時間がどうこうという問題よりも、義両親や夫が、少しでも育児の大変さや産後間もない自分や、幼いわが子のこと気遣ってくれる意識が欲しかった。
義両親は、今まで1度たりともわたしの意見を尊重してくれたことはなかった。
もう意地だった。
夫からはなんのリアクションも返ってこなかった。
その後しばらくして、夫から告げられた姑の伝言はこうだ。
「もう食材も準備しているし、お父さんも皆が集まるこの日を楽しみにしているから来ないなんてことはしないでちょうだい。時間については、あなた達がそれで幸せだと思うなら、好きにしなさい。」
わたしは、なんて皮肉に満ちた言い方だろうと思った。
あなた達がそれで幸せなら・・か(笑)
あくまで、あなた達(まぁほぼわたしに対して)の意見には同意していないという意思表示だろう。
夫とは、それ以上会話を交わすこともなく、お互いに嫌悪感に満ちた空気のなか就寝した。

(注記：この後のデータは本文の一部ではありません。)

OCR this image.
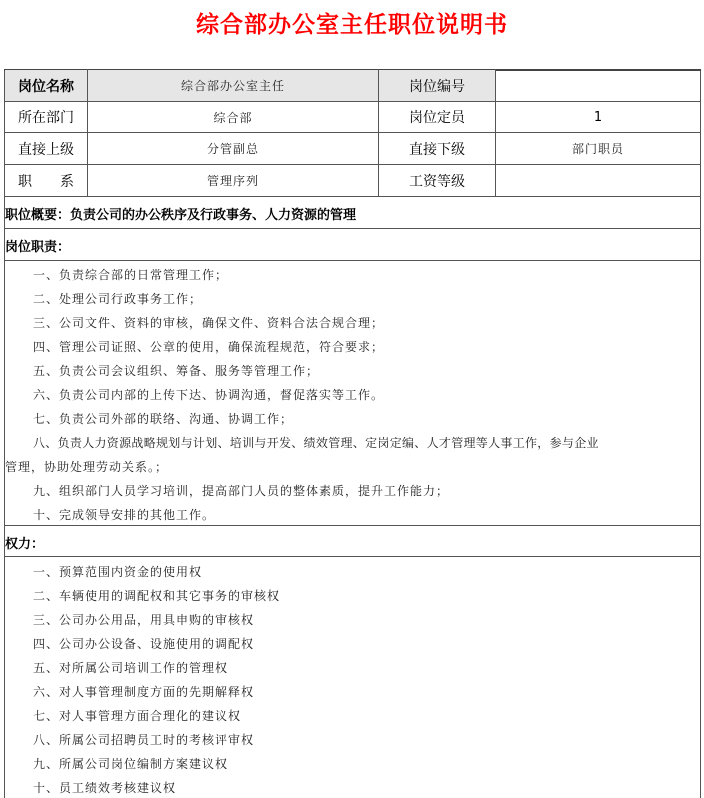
综合部办公室主任职位说明书
岗位名称	综合部办公室主任	岗位编号
所在部门	综合部	岗位定员	1
直接上级	分管副总	直接下级	部门职员
职　　系	管理序列	工资等级
职位概要：负责公司的办公秩序及行政事务、人力资源的管理
岗位职责：
一、负责综合部的日常管理工作；
二、处理公司行政事务工作；
三、公司文件、资料的审核，确保文件、资料合法合规合理；
四、管理公司证照、公章的使用，确保流程规范，符合要求；
五、负责公司会议组织、筹备、服务等管理工作；
六、负责公司内部的上传下达、协调沟通，督促落实等工作。
七、负责公司外部的联络、沟通、协调工作；
八、负责人力资源战略规划与计划、培训与开发、绩效管理、定岗定编、人才管理等人事工作，参与企业
管理，协助处理劳动关系。；
九、组织部门人员学习培训，提高部门人员的整体素质，提升工作能力；
十、完成领导安排的其他工作。
权力：
一、预算范围内资金的使用权
二、车辆使用的调配权和其它事务的审核权
三、公司办公用品，用具申购的审核权
四、公司办公设备、设施使用的调配权
五、对所属公司培训工作的管理权
六、对人事管理制度方面的先期解释权
七、对人事管理方面合理化的建议权
八、所属公司招聘员工时的考核评审权
九、所属公司岗位编制方案建议权
十、员工绩效考核建议权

0歳児の夜泣きで徹夜明けの妻に対し「キチガイ」と言う夫
こんなくすぶった気持ちのまま毎日を過ごしていても、もっとも最悪な精神状態のときですら、子どもの生活は規則的だ(笑)
その晩、子どもはひどい夜泣きをした。
その度に授乳や抱っこ、オムツ替えをしてやっと寝かしつけても、何度も起きては泣くことを繰り返し、気づいたらもう朝になっていた。
ほとんど徹夜状態だった。
翌朝、夫は部屋のカーテンも開けず、布団も上げず、自分の支度だけをしてキッチンでスマホを見ながら朝食を食べていた。
子どもが朝から泣き叫んでいるというのに。
夫による、夫のための、夫だけの生活だ。
わたしは今まで溜まっていた不満が一気に込み上げた。
「カーテンくらい開けてよ!!」とキッチンにいる夫に言い放った。
すると夫は、子どものオムツを替えているわたしの背後に立ち、
「朝からうるせぇなぁ。このキチガイが!!!」
と怒鳴った。
後にも先にも、ここまで夫に対して怒りを感じたことはない。
怒りで頭がクラクラして、声も震えながらわたしは言い返した。
「はぁ?あんた、夜通し子どもの世話して、今もオムツ替えしている妻に向かってよくそんなことが言えるね。じゃあ、キチガイのお腹から生まれたこの子はキチガイか?キチガイの母乳飲んでここまで育ってきたこの子はキチガイじゃないのかよ?あんたは、キチガイの作ったご飯を毎日食べて、キチガイの畳んだ洋服を毎日着ているんか?」
わたしは、半分泣きながら言い返していた。
悔しさと、悲しさと、どうしようもない怒り。
夫はその後、「うるせー女!うちの両親だってお前のこと前から嫌っている。結婚したのが間違いだった。」と、わざとなのかわたしを罵り続けた。
自分の席に戻り、朝食を淡々と食べ続けながら。
夫が仕事へ行った後も、わたしはどこにもぶつけようのない怒りと悲しみを感じていた。
目の前で無邪気に遊ぶ幼いわが子を見ながら、「わたしにはどこにも逃げ場がない。」と思った。
しかも今日は、義実家へ行く日だった。
この1日の出来事により、のちに離婚の決意をすることになるとはつゆ知らず。